I've been logging the stderr
from reads_first.py
. The second-to-last gene output looks like this:
ETA: 60s Left: 170 AVG: 0.37s local:1/19/100%/0.4s
ETA: 60s Left: 170 AVG: 0.37s local:1/19/100%/0.4s
ETA: 60s Left: 170 AVG: 0.37s local:1/19/100%/0.4s
ETA: 61s Left: 170 AVG: 0.37s local:1/19/100%/0.4s
ETA: 61s Left: 170 AVG: 0.37s local:1/19/100%/0.4s
ETA: 61s Left: 170 AVG: 0.37s local:1/19/100%/0.4s
ETA: 61s Left: 170 AVG: 0.37s local:1/19/100%/0.4s
ETA: 61s Left: 170 AVG: 0.37s local:1/19/100%/0.4s
ETA: 61s Left: 170 AVG: 0.37s local:1/19/100%/0.4s There were 2 exonerate hits for cluster3423/cluster3423_baits.fasta.
maol-cluster3423Writing amino acid sequence, length: 183
So we can see that the gene called cluster3423
worked correctly.
But the last gene starts like this:
ETA: 61s Left: 169 AVG: 0.35s local:1/20/100%/0.4s
ETA: 60s Left: 169 AVG: 0.35s local:1/20/100%/0.4s
ETA: 60s Left: 169 AVG: 0.35s local:1/20/100%/0.4s
ETA: 60s Left: 169 AVG: 0.35s local:1/20/100%/0.4s
... and continues on and on for thousands of lines:
ETA: 294148s Left: 169 AVG: 1740.95s local:1/20/100%/1741.0s
ETA: 294157s Left: 169 AVG: 1741.00s local:1/20/100%/1741.0s
ETA: 294165s Left: 169 AVG: 1741.05s local:1/20/100%/1741.1s
ETA
just keeps going up without ever finishing. Since it only prints the gene name when it finishes, it's not clear to me how to see what gene it is currently stuck on.
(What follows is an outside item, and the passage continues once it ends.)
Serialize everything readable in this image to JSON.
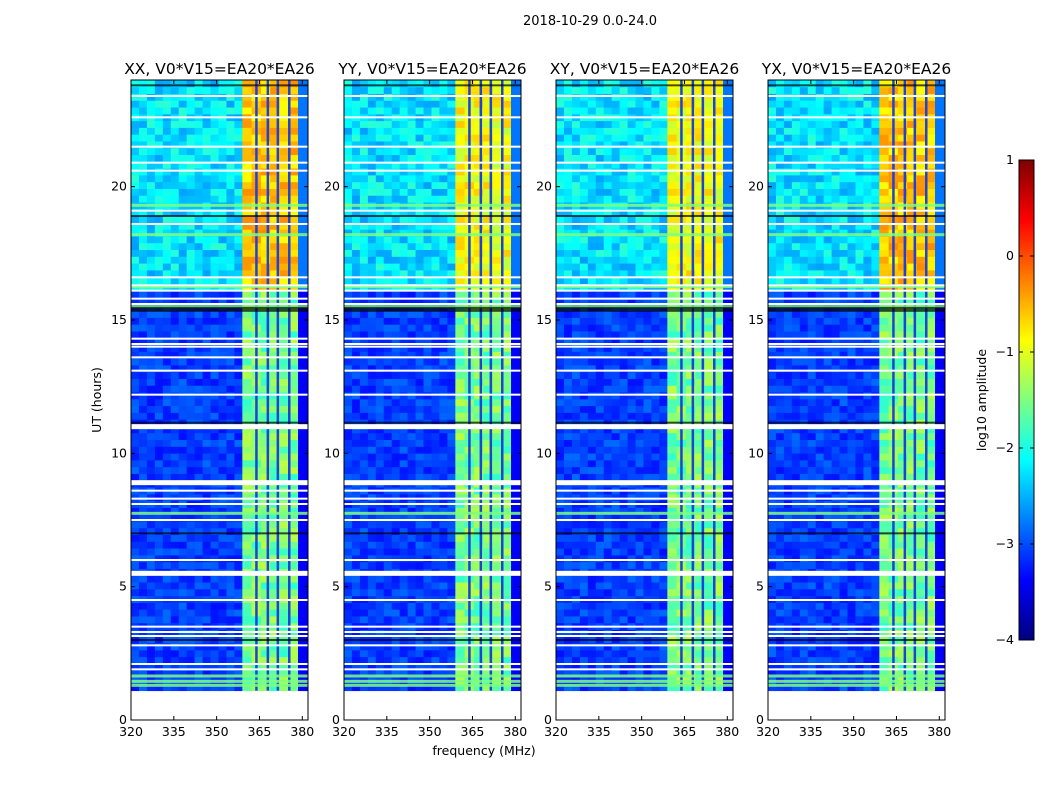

Hi Joel et al - We are currently working on a HybPiper 2.0 that addresses a lot of these issues. This same issue was coming up on testing and seems to be related to low-complexity DNA in the target file. If there is a repetitive region in the target, there are a lot of contigs with potential mappings and exonerate takes a long time.
In HybPiper 1.3 you can currently run --timeout 4000
in reads_first.py
to kill any spades or exonerate jobs that are taking a long time (i.e. 4000% the average time). Killing the exonerate process will allow HybPiper to finish and create all the output reports you need.
In the future we are also working on building filters for low-complexity DNA/protein sequences in the target files.
As for running exonerate_hits.py
manually, you just need to descend into the proper gene file and call the python script using the geneName_contigs.fasta
and geneName_baits.fasta
files.
You can find which gene is missing by looking at exonerate_genelist.txt
and comparing that to the genes that actually have sequences generated - the one with the hangup is likely to be missing. It is also likely to have a contigs.fasta
file that is very very big with lots of low-complexity DNA.
For multiple samples at the "last writing amino acid sequence" step, exonerate stops. It seems to be entering a waiting loop that it never exits from. the --timeout will stop exonerate but it doesn't resolve the issue.
I have manually been able to run the exonerate command that is stalling out.
running on a 48 core centos 7 server.
any insight into what might be happening would helpful.